Eugene Kim, a broadcast writer and editor for The Associated Press who for 34 years wrote the AP's Today In History feature used by newspapers and broadcasters around the country, has died. He was 61.
WASHINGTON (AP) — Eugene Kim, a broadcast writer and editor for The Associated Press who for 34 years wrote the AP’s Today In History feature used by newspapers and broadcasters around the country, has died. He was 61.
Kim, a graduate of Syracuse University, began his AP career in New York in 1981 after working as a news reporter at radio stations in Connecticut. He moved to Washington in 1983 when the AP relocated its broadcast wire operation there.
In 1984, he became the writer of Today in History, the daily feature that includes a capsule summary of significant events that took place on that date.

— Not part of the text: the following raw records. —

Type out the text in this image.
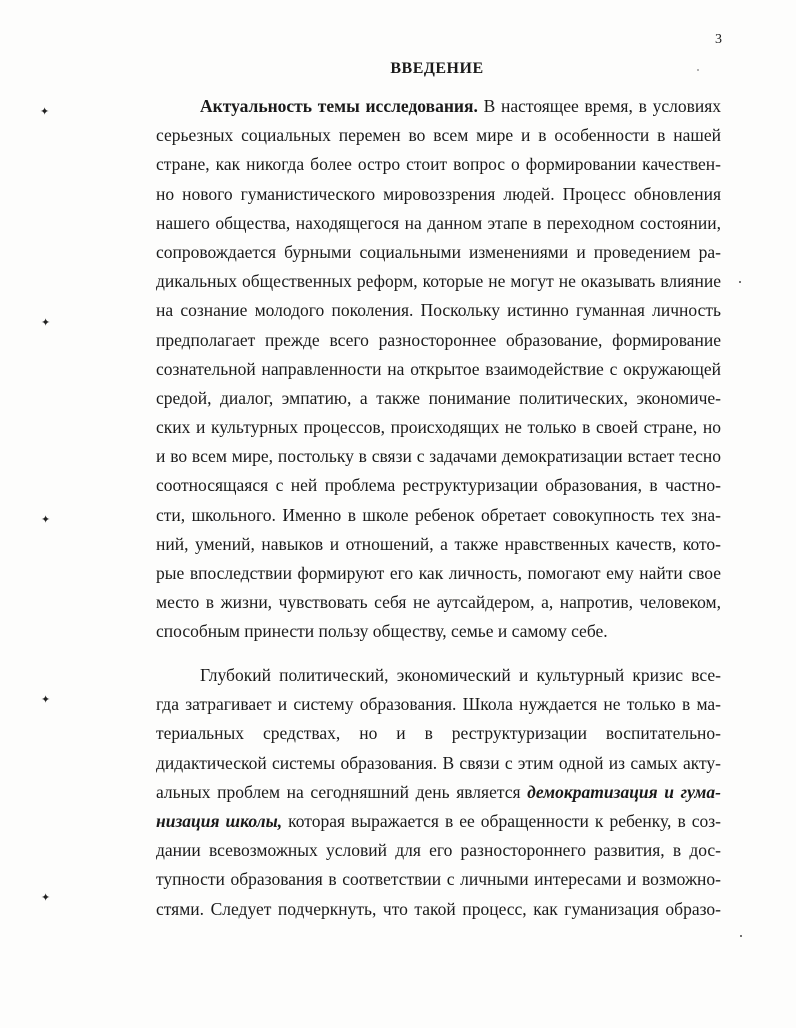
3
ВВЕДЕНИЕ
Актуальность темы исследования. В настоящее время, в условиях
серьезных социальных перемен во всем мире и в особенности в нашей
стране, как никогда более остро стоит вопрос о формировании качествен-
но нового гуманистического мировоззрения людей. Процесс обновления
нашего общества, находящегося на данном этапе в переходном состоянии,
сопровождается бурными социальными изменениями и проведением ра-
дикальных общественных реформ, которые не могут не оказывать влияние
на сознание молодого поколения. Поскольку истинно гуманная личность
предполагает прежде всего разностороннее образование, формирование
сознательной направленности на открытое взаимодействие с окружающей
средой, диалог, эмпатию, а также понимание политических, экономиче-
ских и культурных процессов, происходящих не только в своей стране, но
и во всем мире, постольку в связи с задачами демократизации встает тесно
соотносящаяся с ней проблема реструктуризации образования, в частно-
сти, школьного. Именно в школе ребенок обретает совокупность тех зна-
ний, умений, навыков и отношений, а также нравственных качеств, кото-
рые впоследствии формируют его как личность, помогают ему найти свое
место в жизни, чувствовать себя не аутсайдером, а, напротив, человеком,
способным принести пользу обществу, семье и самому себе.
Глубокий политический, экономический и культурный кризис все-
гда затрагивает и систему образования. Школа нуждается не только в ма-
териальных средствах, но и в реструктуризации воспитательно-
дидактической системы образования. В связи с этим одной из самых акту-
альных проблем на сегодняшний день является демократизация и гума-
низация школы, которая выражается в ее обращенности к ребенку, в соз-
дании всевозможных условий для его разностороннего развития, в дос-
тупности образования в соответствии с личными интересами и возможно-
стями. Следует подчеркнуть, что такой процесс, как гуманизация образо-
✦
✦
✦
✦
✦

Kim was known among colleagues for his diligence in researching items for Today in History, and his determination to make sure that every item was complete and accurate. In the days before the internet, he would spend hours at a time at the Library of Congress to pin down names, places and dates. Colleagues were often able to rely on his encyclopedic knowledge to fill in gaps on stories they were writing. They also remembered Kim as unflappable, with a wry sense of humor.
Greg Peppers, executive producer for AP Radio, said Kim would “go the extra mile” to confirm details in Today in History. He said Kim “took each line of it and made it his own.” Peppers described Kim as a “quiet, steadfast presence on the broadcast wire desk.”